Me: I will be using these knives at least 2X daily for hopefully the rest of my life. I am only using them for 1~3 people though. I want these 2 knives to last forever and can wait/save up if I need to increase my budget. I have given a lot of thought about getting something bigger than 7" and my reasoning for staying with 7" is that my cutting board is only 14"X9" and I do have relatively small hands.

 

Budget: Let's be reasonable here and try to keep it under ~250 per knife, I am under the impression it might not be worth the extra money after that. If there is something that makes the 400$ knife truly that much better I would be interested. On the flip side, if I don't have to pay 250$ to get the same knife, I would rather not.

 

Where to buy: Right now I am looking at JKI and CKTG anyplace is welcome!

 

THANKS!

 

 

 

 

 

 

 

 

Quote:

Originally Posted by Benuser View Post

I would certainly return the Shun and get a fully left-biased Masahiro Virgin Carbon of 240mm or a Misono, but their left-biased are available on special order only.

 

Quote:
Originally Posted by BrianShaw View Post

I've been using Shun for many years and the only chip I've ever had was when I dropped it on a ceramic tile floor. If you don't do something like that I would not think chips are inevitable or anything to fear.

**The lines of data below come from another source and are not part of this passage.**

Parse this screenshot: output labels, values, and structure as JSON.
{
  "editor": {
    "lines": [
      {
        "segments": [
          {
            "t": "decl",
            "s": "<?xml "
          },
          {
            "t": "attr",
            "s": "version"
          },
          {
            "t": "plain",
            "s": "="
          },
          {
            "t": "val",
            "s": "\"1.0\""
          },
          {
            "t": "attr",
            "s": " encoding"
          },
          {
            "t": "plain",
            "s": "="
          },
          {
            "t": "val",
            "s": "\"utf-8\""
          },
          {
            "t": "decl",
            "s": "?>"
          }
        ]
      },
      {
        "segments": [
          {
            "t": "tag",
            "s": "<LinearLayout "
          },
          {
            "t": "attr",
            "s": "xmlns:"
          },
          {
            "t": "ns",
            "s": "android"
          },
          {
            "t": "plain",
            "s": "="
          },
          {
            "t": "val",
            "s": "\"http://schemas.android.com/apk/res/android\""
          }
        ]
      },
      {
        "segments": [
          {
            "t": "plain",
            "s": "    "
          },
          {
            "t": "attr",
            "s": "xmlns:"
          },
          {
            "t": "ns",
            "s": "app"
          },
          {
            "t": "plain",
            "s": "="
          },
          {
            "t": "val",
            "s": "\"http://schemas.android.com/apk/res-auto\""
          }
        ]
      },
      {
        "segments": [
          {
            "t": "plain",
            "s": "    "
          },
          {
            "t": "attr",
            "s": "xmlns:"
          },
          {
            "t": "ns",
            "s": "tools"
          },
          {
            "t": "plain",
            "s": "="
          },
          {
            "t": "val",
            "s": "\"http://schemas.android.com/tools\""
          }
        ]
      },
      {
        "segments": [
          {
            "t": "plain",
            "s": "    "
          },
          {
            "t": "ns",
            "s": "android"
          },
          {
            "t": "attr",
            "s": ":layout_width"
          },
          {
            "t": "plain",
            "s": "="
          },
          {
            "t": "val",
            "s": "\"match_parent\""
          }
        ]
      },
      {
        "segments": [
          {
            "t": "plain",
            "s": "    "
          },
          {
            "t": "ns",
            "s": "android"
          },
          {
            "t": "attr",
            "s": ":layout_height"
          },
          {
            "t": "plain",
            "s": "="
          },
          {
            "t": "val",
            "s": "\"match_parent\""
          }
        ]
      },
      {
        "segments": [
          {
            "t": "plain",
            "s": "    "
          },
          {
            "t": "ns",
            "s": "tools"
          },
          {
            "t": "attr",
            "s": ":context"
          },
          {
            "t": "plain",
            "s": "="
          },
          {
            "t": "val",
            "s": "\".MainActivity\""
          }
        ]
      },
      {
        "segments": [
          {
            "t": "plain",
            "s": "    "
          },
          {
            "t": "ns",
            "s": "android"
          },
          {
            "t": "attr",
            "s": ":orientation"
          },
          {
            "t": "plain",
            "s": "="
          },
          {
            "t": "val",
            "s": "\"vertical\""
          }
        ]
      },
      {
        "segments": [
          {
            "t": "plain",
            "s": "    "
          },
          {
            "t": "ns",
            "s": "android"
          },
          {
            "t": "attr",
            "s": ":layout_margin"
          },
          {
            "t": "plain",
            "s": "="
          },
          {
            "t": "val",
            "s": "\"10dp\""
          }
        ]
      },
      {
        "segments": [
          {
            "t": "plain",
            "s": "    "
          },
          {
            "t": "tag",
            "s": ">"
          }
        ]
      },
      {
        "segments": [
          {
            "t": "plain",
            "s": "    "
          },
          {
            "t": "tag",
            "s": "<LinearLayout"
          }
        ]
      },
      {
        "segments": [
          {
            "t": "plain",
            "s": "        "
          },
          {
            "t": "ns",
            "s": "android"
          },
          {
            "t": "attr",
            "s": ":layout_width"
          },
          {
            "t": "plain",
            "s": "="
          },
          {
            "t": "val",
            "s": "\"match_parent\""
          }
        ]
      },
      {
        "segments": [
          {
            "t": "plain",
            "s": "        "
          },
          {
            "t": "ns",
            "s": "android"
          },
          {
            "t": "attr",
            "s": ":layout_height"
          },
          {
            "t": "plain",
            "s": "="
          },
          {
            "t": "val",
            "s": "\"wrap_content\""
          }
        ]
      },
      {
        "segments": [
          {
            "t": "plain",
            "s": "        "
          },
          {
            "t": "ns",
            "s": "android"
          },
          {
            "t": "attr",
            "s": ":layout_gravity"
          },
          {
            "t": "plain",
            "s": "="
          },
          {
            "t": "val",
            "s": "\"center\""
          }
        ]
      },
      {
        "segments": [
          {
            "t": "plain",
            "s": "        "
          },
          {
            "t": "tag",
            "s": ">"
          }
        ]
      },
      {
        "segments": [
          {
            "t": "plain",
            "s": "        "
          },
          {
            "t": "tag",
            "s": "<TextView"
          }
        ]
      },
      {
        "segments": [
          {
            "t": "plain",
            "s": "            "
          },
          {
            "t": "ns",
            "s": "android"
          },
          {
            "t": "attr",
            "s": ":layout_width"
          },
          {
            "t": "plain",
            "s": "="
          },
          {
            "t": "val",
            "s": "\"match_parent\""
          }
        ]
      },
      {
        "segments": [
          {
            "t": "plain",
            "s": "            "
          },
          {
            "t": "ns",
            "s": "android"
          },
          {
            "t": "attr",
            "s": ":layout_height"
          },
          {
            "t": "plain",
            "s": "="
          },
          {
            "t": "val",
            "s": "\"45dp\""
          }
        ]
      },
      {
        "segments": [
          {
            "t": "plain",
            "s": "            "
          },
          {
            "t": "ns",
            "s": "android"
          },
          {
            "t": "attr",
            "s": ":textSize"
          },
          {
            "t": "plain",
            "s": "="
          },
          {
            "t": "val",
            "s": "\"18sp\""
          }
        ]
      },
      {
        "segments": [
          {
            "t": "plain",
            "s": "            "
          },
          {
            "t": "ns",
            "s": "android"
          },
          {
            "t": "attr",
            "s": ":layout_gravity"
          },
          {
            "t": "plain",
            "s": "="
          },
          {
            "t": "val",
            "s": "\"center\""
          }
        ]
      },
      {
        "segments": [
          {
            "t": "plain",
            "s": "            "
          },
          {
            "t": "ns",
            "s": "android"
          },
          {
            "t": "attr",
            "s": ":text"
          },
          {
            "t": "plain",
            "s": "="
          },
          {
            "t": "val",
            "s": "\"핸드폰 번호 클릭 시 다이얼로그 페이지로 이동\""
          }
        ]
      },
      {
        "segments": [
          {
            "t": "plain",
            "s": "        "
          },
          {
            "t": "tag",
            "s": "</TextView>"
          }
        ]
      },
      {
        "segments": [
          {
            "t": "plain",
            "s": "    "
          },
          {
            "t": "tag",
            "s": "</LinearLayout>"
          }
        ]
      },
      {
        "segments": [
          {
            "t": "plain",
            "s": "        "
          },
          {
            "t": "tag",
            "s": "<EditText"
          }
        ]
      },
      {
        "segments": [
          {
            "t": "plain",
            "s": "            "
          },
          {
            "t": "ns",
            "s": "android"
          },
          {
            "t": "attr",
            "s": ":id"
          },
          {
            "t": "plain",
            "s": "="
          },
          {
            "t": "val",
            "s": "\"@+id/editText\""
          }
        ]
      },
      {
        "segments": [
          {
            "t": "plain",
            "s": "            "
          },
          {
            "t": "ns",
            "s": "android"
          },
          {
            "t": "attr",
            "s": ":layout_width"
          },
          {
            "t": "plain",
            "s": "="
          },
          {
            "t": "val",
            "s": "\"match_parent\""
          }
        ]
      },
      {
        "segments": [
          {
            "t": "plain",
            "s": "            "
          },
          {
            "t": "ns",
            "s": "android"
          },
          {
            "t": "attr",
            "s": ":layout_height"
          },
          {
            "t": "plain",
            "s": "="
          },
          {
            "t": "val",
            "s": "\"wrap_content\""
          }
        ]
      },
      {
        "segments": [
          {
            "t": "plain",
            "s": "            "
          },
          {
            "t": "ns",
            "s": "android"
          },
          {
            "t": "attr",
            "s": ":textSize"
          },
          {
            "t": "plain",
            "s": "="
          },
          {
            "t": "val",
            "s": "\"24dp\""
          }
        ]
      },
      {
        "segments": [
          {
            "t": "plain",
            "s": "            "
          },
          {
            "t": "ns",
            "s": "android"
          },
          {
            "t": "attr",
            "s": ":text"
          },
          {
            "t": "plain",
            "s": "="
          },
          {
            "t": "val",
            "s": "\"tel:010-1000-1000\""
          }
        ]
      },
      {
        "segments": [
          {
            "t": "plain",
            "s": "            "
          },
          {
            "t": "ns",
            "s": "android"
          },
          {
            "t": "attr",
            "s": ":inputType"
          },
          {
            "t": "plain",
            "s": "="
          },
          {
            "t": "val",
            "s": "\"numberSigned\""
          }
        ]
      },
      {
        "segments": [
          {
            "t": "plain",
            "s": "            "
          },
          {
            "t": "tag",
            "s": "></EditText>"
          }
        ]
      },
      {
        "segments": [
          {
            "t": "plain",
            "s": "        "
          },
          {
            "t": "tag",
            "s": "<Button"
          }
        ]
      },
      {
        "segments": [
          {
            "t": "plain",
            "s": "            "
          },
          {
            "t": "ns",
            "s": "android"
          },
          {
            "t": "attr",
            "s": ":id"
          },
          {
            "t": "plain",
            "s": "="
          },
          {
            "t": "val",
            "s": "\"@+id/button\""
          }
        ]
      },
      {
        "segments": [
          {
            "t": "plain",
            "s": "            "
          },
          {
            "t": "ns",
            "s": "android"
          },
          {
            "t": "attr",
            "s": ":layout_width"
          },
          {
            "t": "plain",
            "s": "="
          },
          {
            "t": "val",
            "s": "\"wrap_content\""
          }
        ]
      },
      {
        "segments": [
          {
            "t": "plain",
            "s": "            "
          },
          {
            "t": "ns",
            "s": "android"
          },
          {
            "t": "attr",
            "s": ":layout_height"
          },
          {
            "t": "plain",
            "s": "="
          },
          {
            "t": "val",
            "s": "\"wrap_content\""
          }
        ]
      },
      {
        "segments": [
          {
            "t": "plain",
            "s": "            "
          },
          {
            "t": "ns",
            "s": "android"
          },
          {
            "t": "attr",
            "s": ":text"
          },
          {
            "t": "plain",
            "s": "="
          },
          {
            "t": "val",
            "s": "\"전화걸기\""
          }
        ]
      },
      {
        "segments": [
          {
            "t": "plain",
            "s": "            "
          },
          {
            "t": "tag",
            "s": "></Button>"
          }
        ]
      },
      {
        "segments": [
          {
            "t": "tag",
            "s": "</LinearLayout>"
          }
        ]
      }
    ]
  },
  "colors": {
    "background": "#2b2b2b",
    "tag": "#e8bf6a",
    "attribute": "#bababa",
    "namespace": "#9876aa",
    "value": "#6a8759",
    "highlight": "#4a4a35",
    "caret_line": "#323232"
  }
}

Edited by thatknifeguy - 6/14/15 at 7:12am
post #13 of 14

Return the honing rod as well. A rod is an emergency tool in a pro environment. It redresses an edge that has failed, and returns an even weaker edge. Fatigued steel should be abraded, not used for a redressed edge. Use  your finest stone instead for a few edge trailing -- stropping -- strokes,  and if that doesn't work instantly, go to the second finest.

post #14 of 14
Don't throw out your serrated steak Knife. Good luck with whatever you choose to do!